Gendern: Das Elend mit dem Partizip
Im Versuch, Menschengruppen geschlechtsneutral zu benennen, ist das substantivierte Partizip Präsenz eine immer öfter genutzte Möglichkeit. Doch was dabei herauskommt, ist teils unsinnig, teils unverständlich, teils widerspricht es jedem Sprachgefühl. Ein paar Beispiele.
Dass aus Studenten inzwischen weit verbreitet die Studierenden geworden sind, daran haben wir uns mittlerweile gewöhnt. Auch wenn sie abends in der Kneipe eben keine Studierenden sind, sondern Studenten, aber bitte. Mittlerweile laufen die Forschenden den Studierenden fast schon den Rang ab, denn so werden mittlerweile sehr häufig die Menschen bezeichnet, die bisher Forscher hießen. Das lässt sich alles noch hinnehmen. Aber inzwischen werden die neu gebildeten substantivierten Partizip-Präsenz-Formen ziemlich abstrus.
Bäckereifachverkaufende
Morgens beim Bäcker, habe ich gelernt, reichen mir nicht die Verkäuferinnen die Brötchen über den Tresen, sondern die Bäckereifachverkaufenden. Verkaufen die das Bäckereifach? Die Partizip-Konstruktion widerspricht nicht nur dem Sprachgefühl, sie ist oft sachlich falsch. Das zeigt dieses Beispiel, das lange zu meinem Favoriten zählte. Inzwischen sind noch mehr abstruse Beispiele dazu gekommen.
Gehweggehende
Die Polizei Berlin hat vor kurzem das schöne Wort Gehweggehende kreiert. Ein Wort, das geschrieben erstmal völlig unverständlich erscheint. Es verdient Kopplungsstriche. Aber sind das nun Geh-weg-gehende – also Weggehende, Hinfortgehende – oder auf dem Gehweg Gehende? Fußgänger also. Wobei Zufußgehende eine ebenso blöde Partizip-Konstruktion ist. Für den Tweet gab es übrigens ordentlich Gegenwind, einfach mal auf die Antworten klicken.
Interessenvertretenen
Noch ein schönes Beispiel für unsinnige Partizip-Konstruktionen gefällig? Gerade las ich von den Interessenvertretenen. Da dreht jedes Rechtschreibprogramm durch. Gemeint sind hier aber nicht etwa Interessenvertreter, sondern die, deren Interessen vertreten werden. Auf den Polizeitweet von oben gab es übrigens eine Reaktion, in der die Polizeivertretenden auf die Schippe genommen werden. Und die Beamten, die unterwegs sind, hießen Streifende.
Passagierende
Der Schweizer Sender SRF hat sich letztens vergendert (hübsche Wortschöpfung). Ich habe das auch gehört und mich sogleich aufgeregt. Es ging um den Flugbetrieb und um Passagierende. Wie bitte? Ich beobachte übrigens, dass Kommentatoren bei solchen vergenderten Texten sehr kreativ sind. In diesem Fall hieß die Reaktion kurz und knapp: Behämmernde.
Pensionende
Redigierfehler oder ernsthaft eine neue Wortschöpfung? Bei der FAZ habe ich jüngst die Pensionenden gefunden. Mittlerweile ist das Wort zumindest im Beitrag in Pensionen geändert worden. Ich traue den Autoren aber durchaus zu, dass sie tatsächlich die Pensionenden gemeint haben.

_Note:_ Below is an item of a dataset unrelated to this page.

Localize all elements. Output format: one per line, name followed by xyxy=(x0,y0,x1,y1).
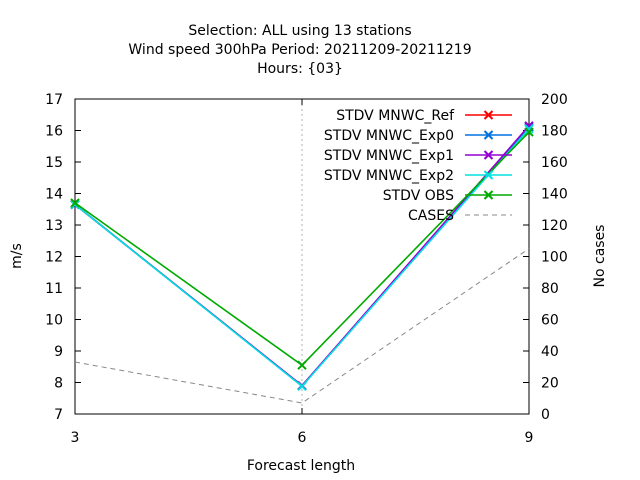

Einen schönen Beitrag über den Missbrauch des Partizips habe ich bei „Journalismus und Sprache“ gefunden. Er zeigt auch, wie Gendernde – da ist es wieder, das Partizip – sich richtiger und besser ausdrücken können. Sollten sich Mitarbeitende, die mit Sprache arbeiten, mal angucken.
2 Kommentare
Henning Uhle
Hallo Susanne,
ja, es gibt extrem lustige oder eigenwillige Wortschöpfungen. Das seltsamste, was ich dazu las, war die Wortschöpfung „weibliche Gebärende“.
Jetzt stell dir mal vor, das wäre im Englischen auch so. Aus „mother“ würde dann „person who gives birth“. Die Englischsprechenden (Ich kann das auch) würden auf die Barrikadierenden gehen.
Andrea
Hallo, Susanne,
die Seite habe ich mir mal gleich gespeichert.
Was für Blüten soll eigentlich dieses Neusprech noch treiben?
Da steigt man ja nicht mal mehr durch, wenn man sich selbst viel und
regelmäßig mit Texten auseinandersetzt.
Deutsch ist auch ohne all das schon schwer genug, noch schwerer darf es
einem einfach nicht gemacht werden.
Der „Backladen“ in einem der Texte hat mich besonders amüsiert.